Last month, Jim Cummins, the co-founder of the Dirty Kanza 200, announced that Life Time Fitness, a national chain of workout facilities, had agreed to purchase his event. The announcement caps the race’s stratospheric rise from a grassroots ride with 34 participants and a few pizzas afterwards in 2006 to the country’s premier gravel race with 2,750 cyclists and a three-day expo in 2018.

The acquisition of the DK200 adds to Life Time’s growing portfolio of endurance races, including Colorado’s Leadville Race Series and the Chequamegon Fat Tire Festival in northern Wisconsin. It also marks a trend of large corporate sponsors snapping up small races and events. Most notably, Dalian Wanda Group, a Chinese conglomerate, purchased the World Triathlon Corporation (WTC), owner of the Ironman Trademark, for $650 million in 2015. Since then, Dalian has added both the Absa Cape Epic and the Rock ’n’ Roll Marathon Series to its portfolio.

These sorts of acquisitions might be good for business, but it’s easy to wonder how they will affect the quality and experience of the races that are absorbed. “I think there’s a lot of conversation about how big corporate owners might homogenize events,” says Mike McCormack, founder of the Breck Epic, which Dalian courted for purchase this year. “You can make a case that these sorts of deals can improve an event. You can also make a case that they do not.”

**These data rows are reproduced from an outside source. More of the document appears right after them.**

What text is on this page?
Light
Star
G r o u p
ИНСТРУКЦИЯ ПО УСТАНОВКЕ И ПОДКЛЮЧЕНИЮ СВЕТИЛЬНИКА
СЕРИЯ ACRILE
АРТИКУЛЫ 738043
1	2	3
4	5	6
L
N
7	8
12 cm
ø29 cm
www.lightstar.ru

For his part, after careful reflection and lots of input from the city of Breckenridge, much of it negative, McCormack decided to pass on WTC’s purchase offer. “We felt like we measured the soul of our event differently than they would have,” he says. WTC’s intent to grow the event from its current roster of 600 riders to 1,500 after four years was one of the biggest reasons McCormack declined, as he worried about the impact on the trails and the town. “They wanted to make it really big,” he explains. “But bigger isn’t better. Better is better.”

Eric Mamula, mayor of Breckenridge, says it was a difficult choice, but that he feels McCormack made the right decision. “It would have been great for business, but the truth is we’re already busier than we have ever been,” says Mamula. “We’re a little town, and there’s already event fatigue here. There’s always something going on. So I think people just worried about the Breck Epic getting bigger and bringing in more people. I think people didn’t want it to turn into a Leadville.”